2. Apparatus as claimed in Claim 1, wherein each correlator comprises a multiplier and an accumulator for handling the inphase signals, and a multiplier and accumulator for handling the quadrature signals.

3. Apparatus as claimed in Claim 1 or Claim 2, wherein the control means comprises a loop filter and clock generator.

4. Apparatus as claimed in Claim 2 or Claim 3, wherein the multipliers in each correlator are controlled by a code generator and means for generating early/late/prompt signal codes.

5. Apparatus for code tracking in a direct sequence spread spectrum receiver, comprising means for receiving a signal, converting means for converting the received signal into an inphase and quadrature signal, analogue to digital converter means for converting the inphase and quadrature signals into digital signals, a first correlator for handling prompt signals, a second correlator for handling late signals, a third correlator for handling early signals, a frequency phase discrimination means for receiving the signals from said first correlator and generating a signal for controlling said converting means in a manner such that a coherent signal is contained on one signal phase channel, subtractor means for subtracting the output signals from said second and third correlators, and control means connected to said subtractor means for controlling said analogue to digital converters.

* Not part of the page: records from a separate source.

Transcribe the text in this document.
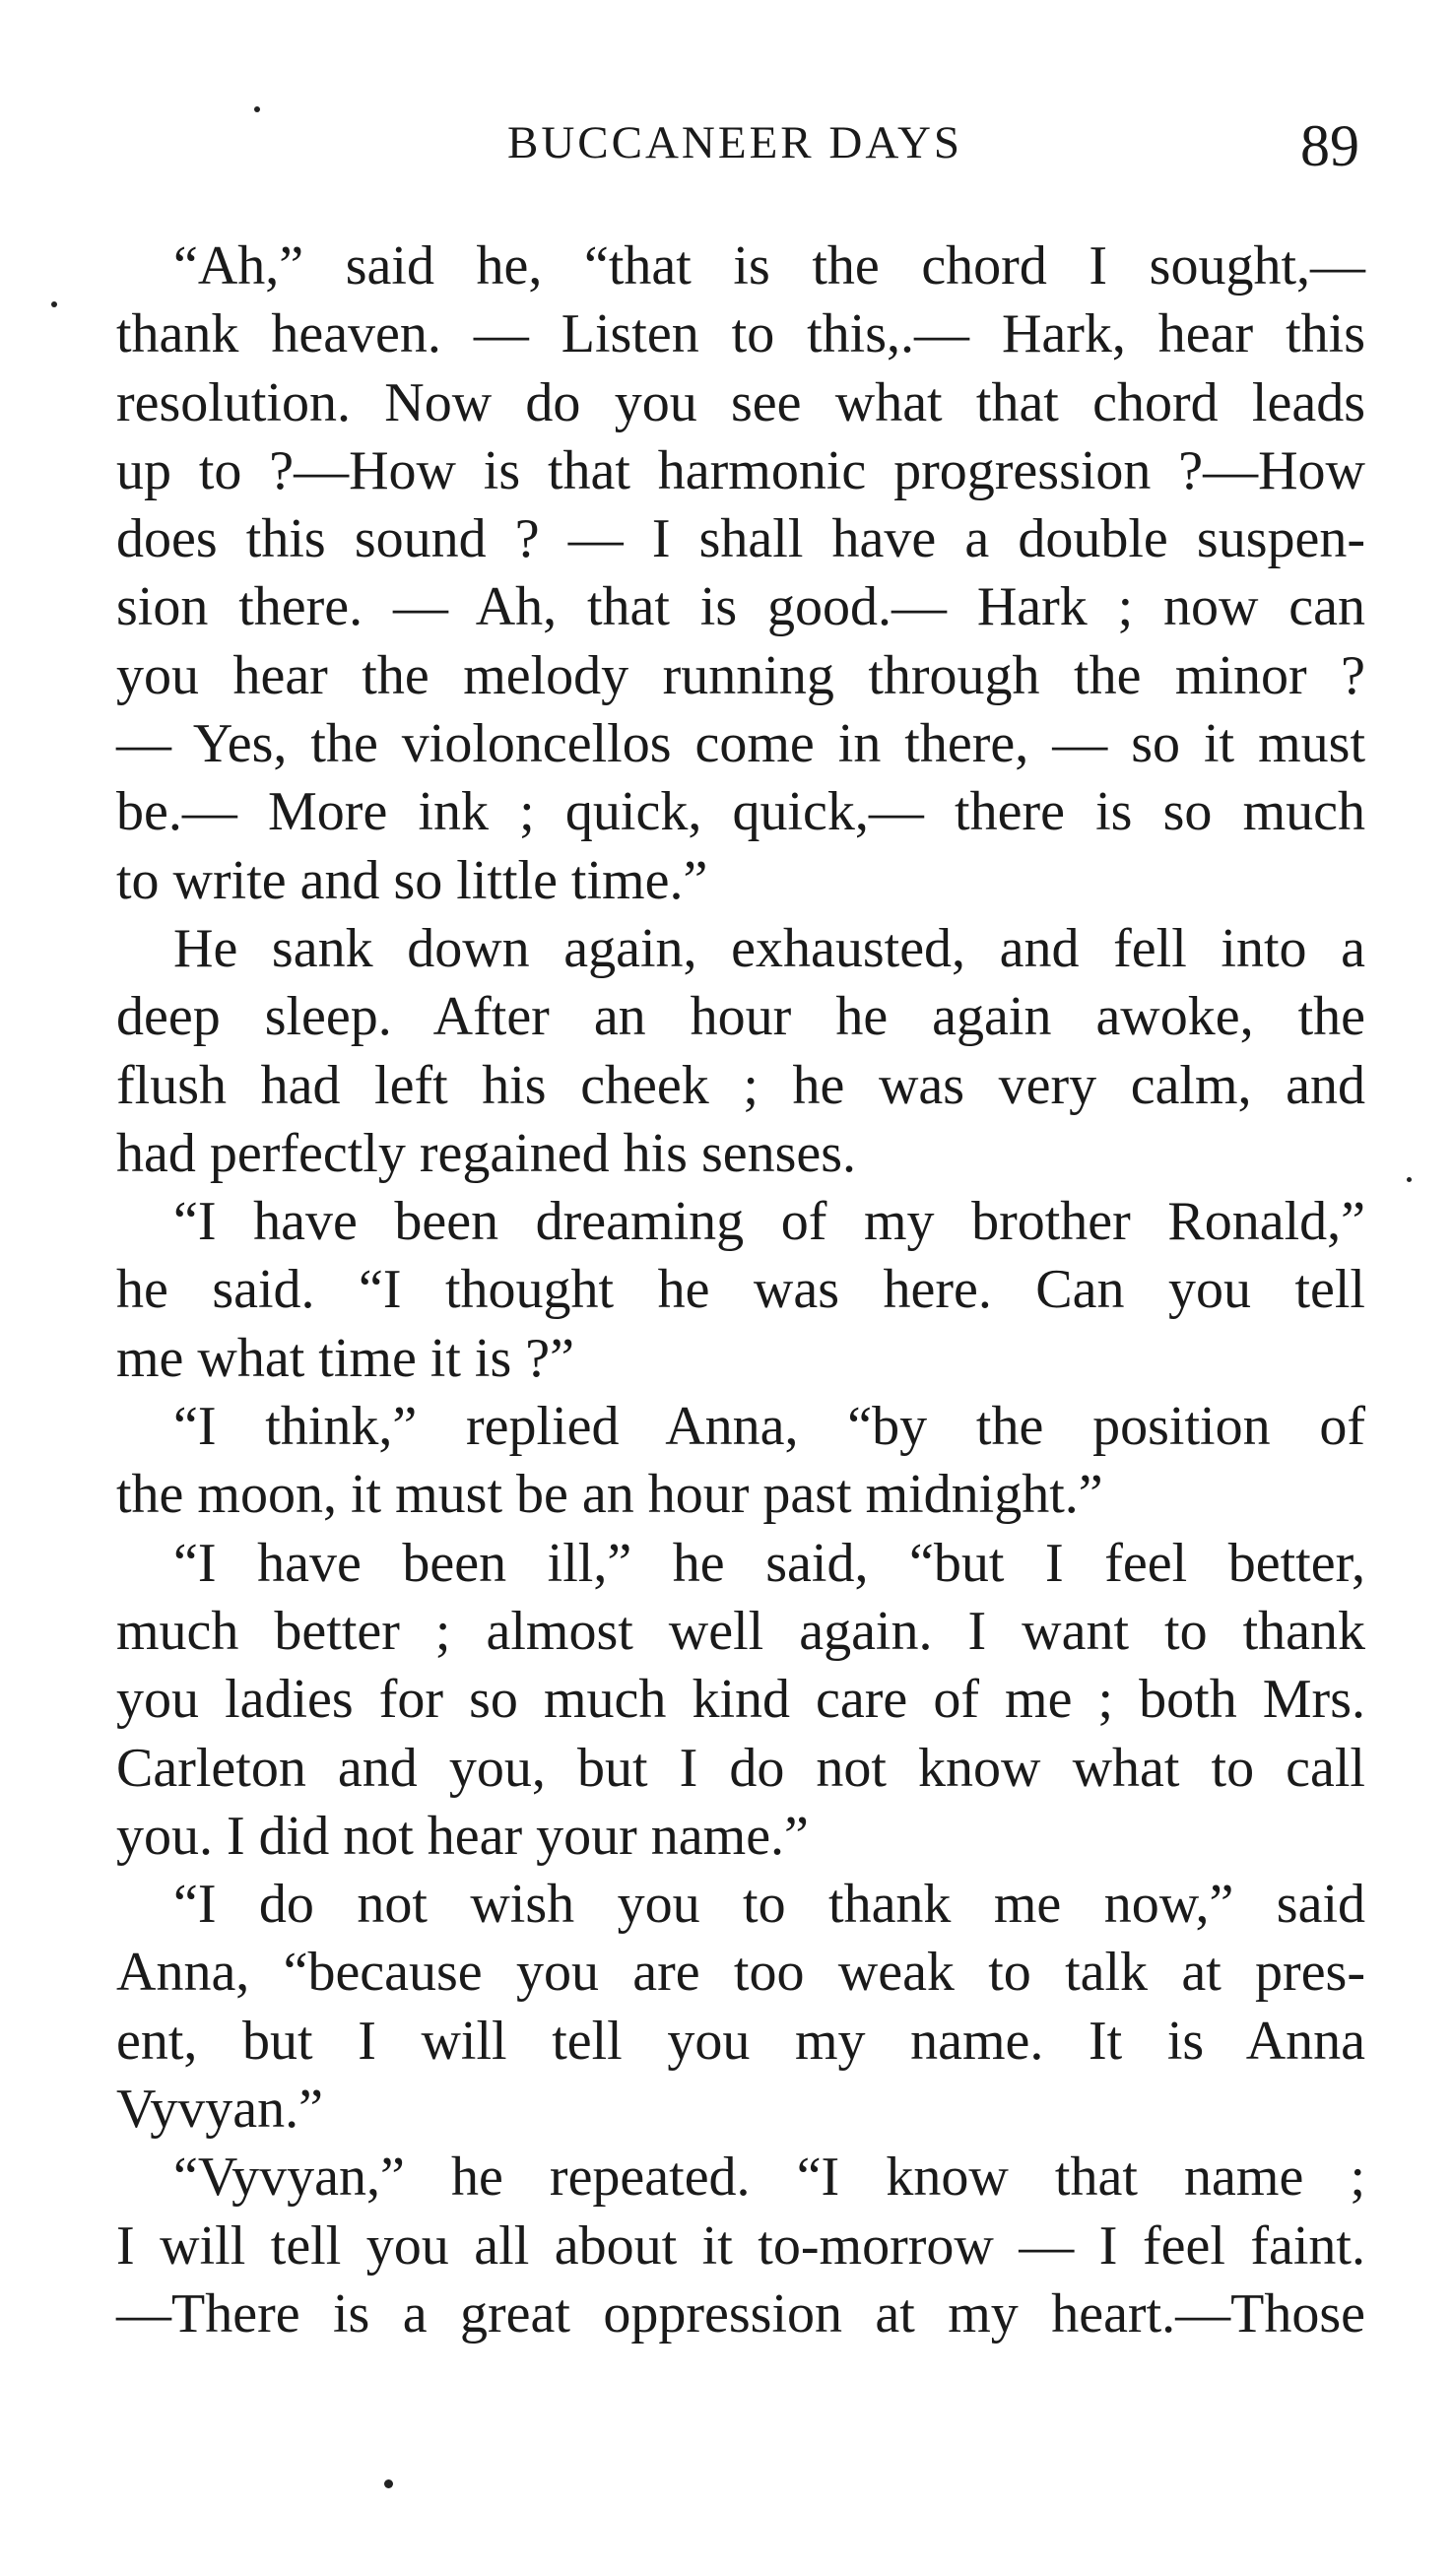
BUCCANEER DAYS	89
“Ah,” said he, “that is the chord I sought,—
thank heaven. — Listen to this,.— Hark, hear this
resolution. Now do you see what that chord leads
up to ?—How is that harmonic progression ?—How
does this sound ? — I shall have a double suspen-
sion there. — Ah, that is good.— Hark ; now can
you hear the melody running through the minor ?
— Yes, the violoncellos come in there, — so it must
be.— More ink ; quick, quick,— there is so much
to write and so little time.”
He sank down again, exhausted, and fell into a
deep sleep. After an hour he again awoke, the
flush had left his cheek ; he was very calm, and
had perfectly regained his senses.
“I have been dreaming of my brother Ronald,”
he said. “I thought he was here. Can you tell
me what time it is ?”
“I think,” replied Anna, “by the position of
the moon, it must be an hour past midnight.”
“I have been ill,” he said, “but I feel better,
much better ; almost well again. I want to thank
you ladies for so much kind care of me ; both Mrs.
Carleton and you, but I do not know what to call
you. I did not hear your name.”
“I do not wish you to thank me now,” said
Anna, “because you are too weak to talk at pres-
ent, but I will tell you my name. It is Anna
Vyvyan.”
“Vyvyan,” he repeated. “I know that name ;
I will tell you all about it to-morrow — I feel faint.
—There is a great oppression at my heart.—Those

6. Apparatus as claimed in Claim 5, wherein the first correlator comprises a multiplier and accumulator for each signal channel.

7. Apparatus as claimed in Claim 6, wherein, the second and third correlators comprise a multiplier and accumulator for each signal channel.

8. Apparatus as claimed in any of the preceding Claims 5 to 7, wherein the control means comprises a loop filter and clock generator.

9. Apparatus as claimed in Claim 7 or Claim 8, wherein, the multipliers in each correlator are controlled by a code generator and means for generating early/late/prompt signals.

10. Apparatus substantially as herein before described with reference to Figures 1, 2 and 3 of the accompanying drawings.